A mortalidade materna é aquela que ocorre durante a gravidez, o parto ou até 42 dias após a mulher dar à luz. No estado do Rio de Janeiro (RJ), o projeto de pesquisa “Desigualdades nos indicadores de saúde da mulher e da criança no Estado do RJ”, da Universidade Federal Fluminense (UFF), monitorou que a taxa evoluiu de 61,7 em 2018, para mais 130 óbitos por 100 mil nascidos vivos, entre 2020 e 2021, durante a pandemia, e que a média para mulheres pretas atingiu mais que o dobro quando comparada com as ocorrências entre brancas e pardas, passando de 220 óbitos por 100 mil nascidos vivos.

O projeto de pesquisa “Desigualdades nos indicadores de saúde da mulher e da criança no Estado do RJ”, da Universidade Federal Fluminense (UFF), monitorou que a taxa evoluiu de 61,7 em 2018, para mais 130 óbitos por 100 mil nascidos vivos, entre 2020 e 2021, durante a pandemia

Segundo dados do Observatório Epidemiológico do Rio (EpRio), entre 2010 e 2019, a Maternidade Municipal Mariana Crioula, no território de Acari, registrou o maior número de óbitos maternos na cidade do Rio de Janeiro, representando quase 20% de todas as mortes no município somente em 2019.

Durante a pandemia de Covid-19, o hospital foi designado exclusivamente para o tratamento da doença, resultando no fechamento da maternidade. Gestantes de alto risco e aquelas em trabalho de parto, que antes tinham acesso ao atendimento próximo, passaram a ter que se deslocar mais de 11 km até a nova maternidade de referência, a Maternidade Alexander Fleming, mesmo estando no grupo de risco para Covid-19.

Nesse cenário, nasce o Projeto Gestarte, em agosto de 2021, no começo da abertura pós pandemia, com muitas gestantes do território fragilizadas. Os encontros eram feitos em roda, mas com distanciamento social, álcool e uso obrigatório de máscaras. Conseguimos, com apoio do Coletivo Fala Akari, doar cestas básicas e produtos de limpeza e higiene pessoal para as pessoas participantes, os temas eram escolhidos por elas mesmas e, ao longo dos encontros, um dado absurdo se mostrou… Todas as gestantes do grupo que não estavam na primeira gravidez já tinham perdido um ou mais filhos na gestação ou no pós parto imediato. Ali entendi que o trabalho não era só sobre rede de apoio e acolhimento, mas sobre salvar vidas e ressignificar a maternidade.

Sempre ouvi do nosso mais velho Deley de Acari sobre como era importante trabalhar com vida, parto, maternidade em um contexto de força e alegria no espaço que leva o nome das Mães de Acari, esse movimento social pioneiro na luta das mães de vítimas de violência de Estado. Mas eu também via como uma responsabilidade muito grande!

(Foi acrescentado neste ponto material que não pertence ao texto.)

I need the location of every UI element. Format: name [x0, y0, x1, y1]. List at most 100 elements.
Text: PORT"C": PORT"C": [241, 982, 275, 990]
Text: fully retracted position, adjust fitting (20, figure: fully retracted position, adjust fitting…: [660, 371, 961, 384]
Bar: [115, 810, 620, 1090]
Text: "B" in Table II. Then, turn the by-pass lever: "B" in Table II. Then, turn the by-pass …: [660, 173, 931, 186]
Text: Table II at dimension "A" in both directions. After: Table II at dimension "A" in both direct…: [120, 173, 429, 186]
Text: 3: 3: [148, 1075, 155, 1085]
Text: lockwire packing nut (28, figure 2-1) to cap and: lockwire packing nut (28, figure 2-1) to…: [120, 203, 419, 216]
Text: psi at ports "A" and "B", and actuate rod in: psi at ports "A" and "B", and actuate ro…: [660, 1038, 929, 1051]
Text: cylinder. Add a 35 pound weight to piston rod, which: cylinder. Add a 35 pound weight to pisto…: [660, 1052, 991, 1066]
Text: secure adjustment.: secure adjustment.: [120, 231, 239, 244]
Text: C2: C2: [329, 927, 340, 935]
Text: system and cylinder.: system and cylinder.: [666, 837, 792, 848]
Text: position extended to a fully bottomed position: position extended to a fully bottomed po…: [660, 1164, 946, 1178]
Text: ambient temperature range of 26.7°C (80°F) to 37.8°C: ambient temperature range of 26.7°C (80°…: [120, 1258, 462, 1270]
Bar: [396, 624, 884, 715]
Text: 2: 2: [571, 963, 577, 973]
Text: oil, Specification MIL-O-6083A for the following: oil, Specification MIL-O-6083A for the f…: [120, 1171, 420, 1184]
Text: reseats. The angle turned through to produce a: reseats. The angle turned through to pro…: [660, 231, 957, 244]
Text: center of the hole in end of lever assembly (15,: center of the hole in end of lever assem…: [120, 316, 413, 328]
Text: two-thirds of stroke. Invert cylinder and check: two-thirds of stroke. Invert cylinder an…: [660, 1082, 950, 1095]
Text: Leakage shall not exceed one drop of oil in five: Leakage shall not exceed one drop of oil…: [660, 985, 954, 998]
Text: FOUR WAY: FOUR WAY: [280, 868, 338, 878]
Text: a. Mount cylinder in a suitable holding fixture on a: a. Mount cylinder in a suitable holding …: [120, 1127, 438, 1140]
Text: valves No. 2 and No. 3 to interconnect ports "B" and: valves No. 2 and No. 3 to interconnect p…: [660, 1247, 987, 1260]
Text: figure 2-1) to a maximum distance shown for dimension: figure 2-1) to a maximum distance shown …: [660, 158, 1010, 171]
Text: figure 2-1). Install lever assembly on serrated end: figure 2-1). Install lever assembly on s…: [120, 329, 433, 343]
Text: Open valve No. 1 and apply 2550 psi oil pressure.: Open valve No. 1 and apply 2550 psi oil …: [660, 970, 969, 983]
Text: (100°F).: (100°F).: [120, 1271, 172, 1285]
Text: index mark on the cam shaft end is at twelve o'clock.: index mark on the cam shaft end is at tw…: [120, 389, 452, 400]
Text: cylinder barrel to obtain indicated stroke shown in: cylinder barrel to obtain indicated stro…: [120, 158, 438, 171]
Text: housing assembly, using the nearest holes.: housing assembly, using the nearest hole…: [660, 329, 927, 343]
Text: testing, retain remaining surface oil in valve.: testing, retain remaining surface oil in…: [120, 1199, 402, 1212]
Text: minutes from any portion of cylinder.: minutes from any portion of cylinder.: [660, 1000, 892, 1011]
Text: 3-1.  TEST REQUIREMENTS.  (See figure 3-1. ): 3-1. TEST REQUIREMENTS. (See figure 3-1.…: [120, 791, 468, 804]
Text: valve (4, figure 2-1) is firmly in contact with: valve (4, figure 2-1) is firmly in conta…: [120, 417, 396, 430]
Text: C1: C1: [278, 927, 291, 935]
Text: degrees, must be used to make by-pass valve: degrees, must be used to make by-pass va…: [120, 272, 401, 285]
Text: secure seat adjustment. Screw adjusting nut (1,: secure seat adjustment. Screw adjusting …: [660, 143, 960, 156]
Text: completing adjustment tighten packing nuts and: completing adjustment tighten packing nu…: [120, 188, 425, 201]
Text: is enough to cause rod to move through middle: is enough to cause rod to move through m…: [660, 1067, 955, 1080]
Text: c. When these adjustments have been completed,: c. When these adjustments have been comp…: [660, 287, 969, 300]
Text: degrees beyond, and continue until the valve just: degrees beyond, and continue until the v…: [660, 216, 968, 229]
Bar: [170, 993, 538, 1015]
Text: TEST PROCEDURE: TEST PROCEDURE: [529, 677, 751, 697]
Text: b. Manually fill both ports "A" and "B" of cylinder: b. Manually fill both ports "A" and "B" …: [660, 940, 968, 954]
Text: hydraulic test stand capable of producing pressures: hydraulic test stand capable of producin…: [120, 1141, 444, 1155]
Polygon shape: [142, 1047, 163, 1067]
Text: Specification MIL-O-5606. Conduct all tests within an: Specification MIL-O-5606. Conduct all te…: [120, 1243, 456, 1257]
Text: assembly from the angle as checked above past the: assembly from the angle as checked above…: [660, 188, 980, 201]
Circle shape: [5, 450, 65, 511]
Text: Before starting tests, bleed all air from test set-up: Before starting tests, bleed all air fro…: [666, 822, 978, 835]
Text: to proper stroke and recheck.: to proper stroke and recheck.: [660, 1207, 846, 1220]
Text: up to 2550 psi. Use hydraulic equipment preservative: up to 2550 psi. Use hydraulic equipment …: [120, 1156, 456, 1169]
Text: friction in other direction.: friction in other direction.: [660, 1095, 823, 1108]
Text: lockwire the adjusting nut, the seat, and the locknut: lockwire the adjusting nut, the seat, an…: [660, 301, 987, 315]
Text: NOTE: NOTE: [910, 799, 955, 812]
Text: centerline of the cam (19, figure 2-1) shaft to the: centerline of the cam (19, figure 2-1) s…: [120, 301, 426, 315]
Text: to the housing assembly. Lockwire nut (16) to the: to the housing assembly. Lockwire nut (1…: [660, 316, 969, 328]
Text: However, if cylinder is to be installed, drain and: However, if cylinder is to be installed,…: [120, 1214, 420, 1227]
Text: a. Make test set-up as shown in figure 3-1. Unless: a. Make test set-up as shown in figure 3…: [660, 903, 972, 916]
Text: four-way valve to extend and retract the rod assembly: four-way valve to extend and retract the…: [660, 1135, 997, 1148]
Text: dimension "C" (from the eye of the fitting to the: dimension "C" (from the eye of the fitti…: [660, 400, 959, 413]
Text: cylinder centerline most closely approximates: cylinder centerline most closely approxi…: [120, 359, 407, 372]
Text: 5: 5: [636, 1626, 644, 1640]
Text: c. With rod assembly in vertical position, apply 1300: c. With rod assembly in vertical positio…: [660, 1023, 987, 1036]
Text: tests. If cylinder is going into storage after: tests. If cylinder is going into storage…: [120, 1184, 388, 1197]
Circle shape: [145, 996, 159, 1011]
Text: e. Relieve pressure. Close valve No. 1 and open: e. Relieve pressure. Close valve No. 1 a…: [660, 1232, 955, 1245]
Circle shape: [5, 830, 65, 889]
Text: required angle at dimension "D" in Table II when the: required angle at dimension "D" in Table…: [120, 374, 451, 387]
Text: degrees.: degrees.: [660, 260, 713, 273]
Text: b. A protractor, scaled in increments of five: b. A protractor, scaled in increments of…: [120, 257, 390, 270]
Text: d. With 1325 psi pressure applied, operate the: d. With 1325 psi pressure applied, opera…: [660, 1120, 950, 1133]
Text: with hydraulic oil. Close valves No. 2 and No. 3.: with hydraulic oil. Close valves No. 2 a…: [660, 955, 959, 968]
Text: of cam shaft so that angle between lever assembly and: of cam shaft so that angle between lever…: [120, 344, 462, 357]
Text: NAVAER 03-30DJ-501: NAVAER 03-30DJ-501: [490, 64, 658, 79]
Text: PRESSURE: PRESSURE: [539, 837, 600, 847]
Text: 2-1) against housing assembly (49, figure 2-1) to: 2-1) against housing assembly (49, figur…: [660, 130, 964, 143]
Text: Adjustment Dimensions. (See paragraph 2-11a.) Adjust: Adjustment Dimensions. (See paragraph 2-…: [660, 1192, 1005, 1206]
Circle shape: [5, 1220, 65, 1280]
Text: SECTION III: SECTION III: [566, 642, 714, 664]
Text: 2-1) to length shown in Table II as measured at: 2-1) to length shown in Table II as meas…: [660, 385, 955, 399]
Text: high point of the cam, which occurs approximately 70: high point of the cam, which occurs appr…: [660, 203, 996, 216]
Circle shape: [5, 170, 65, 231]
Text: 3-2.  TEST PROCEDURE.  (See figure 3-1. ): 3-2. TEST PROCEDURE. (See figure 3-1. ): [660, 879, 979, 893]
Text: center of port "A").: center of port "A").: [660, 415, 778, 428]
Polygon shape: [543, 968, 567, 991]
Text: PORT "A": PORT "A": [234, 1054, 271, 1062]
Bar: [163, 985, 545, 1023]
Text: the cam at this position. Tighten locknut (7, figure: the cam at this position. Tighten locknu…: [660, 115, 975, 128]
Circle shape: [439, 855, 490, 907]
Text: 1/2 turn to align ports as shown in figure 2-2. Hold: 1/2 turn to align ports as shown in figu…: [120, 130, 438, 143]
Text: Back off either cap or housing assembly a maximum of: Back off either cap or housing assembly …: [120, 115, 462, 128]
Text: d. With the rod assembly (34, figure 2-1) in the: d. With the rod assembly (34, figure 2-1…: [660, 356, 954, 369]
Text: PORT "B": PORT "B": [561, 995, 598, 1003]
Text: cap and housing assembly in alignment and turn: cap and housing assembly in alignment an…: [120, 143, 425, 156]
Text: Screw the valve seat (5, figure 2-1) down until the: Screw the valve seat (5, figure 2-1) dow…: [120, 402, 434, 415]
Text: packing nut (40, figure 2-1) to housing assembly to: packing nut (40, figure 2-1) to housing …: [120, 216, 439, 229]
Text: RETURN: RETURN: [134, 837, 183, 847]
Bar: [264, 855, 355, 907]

Foto: Projeto Gestarte Acari

Em setembro de 2023, nos reencontramos e tivemos a alegria de, após 2 anos de projeto e centenas de famílias atendidas, não ter tido nenhuma perda gestacional ou materna, o que fortaleceu a nossa consciência sobre a importância do nosso trabalho de informação de qualidade e rede durante o ciclo gravídico puerperal. Importante frisar que hoje, 15 de maio de 2024, ainda não temos a Maternidade Mariana Crioula de volta e a Prefeitura do Rio de Janeiro segue mostrando- se contra a retomada do atendimento aos partos na unidade. Essa segue sendo nossa bandeira, que a Maternidade volte, mas volte com atendimento digno e respeitoso para as gestantes e mães de Acari. Esse ano, depois da inundação, o trabalho do Gestarte está voltando aos poucos, em parceria com Clínicas da Família de Acari e de todo o entorno da Região da Grande Pavuna.